Loan charge review put on hold
The independent review into the loan charge has been put on hold until after December’s General Election.
The review was commissioned by Chancellor Sajid Javid in September, and is being led by Sir Amyas Morse, formerly head of the National Audit Office (NAO).
The loan charge, which came into effect on 6 April this year, added a 45% non-refundable charge on all loans advanced through the schemes. Unless the individual had agreed with HMRC to settle their tax affairs by 5 April. The charge will affect at least 50,000 people who used loan-based avoidance schemes.

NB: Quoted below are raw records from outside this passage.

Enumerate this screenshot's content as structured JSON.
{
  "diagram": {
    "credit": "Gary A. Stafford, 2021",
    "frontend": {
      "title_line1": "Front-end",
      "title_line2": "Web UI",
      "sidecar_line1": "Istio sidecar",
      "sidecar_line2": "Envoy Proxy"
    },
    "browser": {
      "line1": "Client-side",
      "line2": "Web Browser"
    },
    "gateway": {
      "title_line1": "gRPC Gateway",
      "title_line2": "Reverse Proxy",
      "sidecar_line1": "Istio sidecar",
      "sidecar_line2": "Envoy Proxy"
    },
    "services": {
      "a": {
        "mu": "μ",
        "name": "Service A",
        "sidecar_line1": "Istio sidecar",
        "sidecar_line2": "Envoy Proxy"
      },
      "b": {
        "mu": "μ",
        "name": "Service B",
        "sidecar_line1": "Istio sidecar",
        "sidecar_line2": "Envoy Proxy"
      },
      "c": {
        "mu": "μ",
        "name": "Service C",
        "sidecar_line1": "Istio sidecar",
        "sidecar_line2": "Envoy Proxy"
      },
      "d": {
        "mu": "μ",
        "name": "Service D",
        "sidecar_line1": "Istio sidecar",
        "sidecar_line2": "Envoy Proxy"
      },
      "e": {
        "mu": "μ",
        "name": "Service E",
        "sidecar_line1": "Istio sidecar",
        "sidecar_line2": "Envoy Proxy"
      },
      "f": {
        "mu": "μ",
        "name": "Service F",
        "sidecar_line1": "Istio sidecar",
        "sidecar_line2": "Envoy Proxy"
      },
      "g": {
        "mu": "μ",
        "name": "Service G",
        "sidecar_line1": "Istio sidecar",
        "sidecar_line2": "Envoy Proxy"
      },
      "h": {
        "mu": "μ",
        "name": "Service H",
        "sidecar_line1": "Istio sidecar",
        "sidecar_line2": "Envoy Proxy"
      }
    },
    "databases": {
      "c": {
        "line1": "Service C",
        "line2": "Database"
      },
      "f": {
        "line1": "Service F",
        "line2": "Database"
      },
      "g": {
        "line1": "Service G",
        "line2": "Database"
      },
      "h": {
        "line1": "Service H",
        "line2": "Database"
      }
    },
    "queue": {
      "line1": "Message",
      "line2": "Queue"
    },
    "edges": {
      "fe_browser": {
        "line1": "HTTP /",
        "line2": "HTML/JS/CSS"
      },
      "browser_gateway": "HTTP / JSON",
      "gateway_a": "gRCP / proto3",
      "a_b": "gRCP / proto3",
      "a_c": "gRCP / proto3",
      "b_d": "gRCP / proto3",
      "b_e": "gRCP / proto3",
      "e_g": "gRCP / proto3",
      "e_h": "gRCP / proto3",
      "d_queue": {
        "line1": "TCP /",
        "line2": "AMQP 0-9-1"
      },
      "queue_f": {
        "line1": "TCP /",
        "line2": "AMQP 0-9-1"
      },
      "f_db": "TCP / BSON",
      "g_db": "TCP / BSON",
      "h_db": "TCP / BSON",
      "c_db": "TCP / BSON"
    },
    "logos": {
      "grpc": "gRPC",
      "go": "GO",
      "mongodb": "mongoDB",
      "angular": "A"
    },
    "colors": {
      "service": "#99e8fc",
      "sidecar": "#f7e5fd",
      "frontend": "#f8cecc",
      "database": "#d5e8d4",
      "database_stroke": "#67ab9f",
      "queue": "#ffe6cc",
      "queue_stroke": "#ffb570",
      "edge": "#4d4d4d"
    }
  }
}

The All-Party Parliamentary Group (APPG) that is looking into the loan charge has published a survey of more than 2,000 people who face the charge. It found that 40% had seriously considered suicide, while a third have sought medication or counselling.
On 5 November, Jesse Norman, the Financial Secretary to the Treasury, asked Mr Morse to delay the publication of the review. HMRC has set a January 2020 deadline for settling claims under the loan charge, prompting concerns that the review will now not be made public in time.
Writing to the Chancellor, MPs in the APPG said: ‘It is deeply worrying, considering the mental state that many thousands of people are in and with the impact on their families, that we now have a wholly unreasonable situation where people now cannot know whether or not they will face life-changing bills in January.’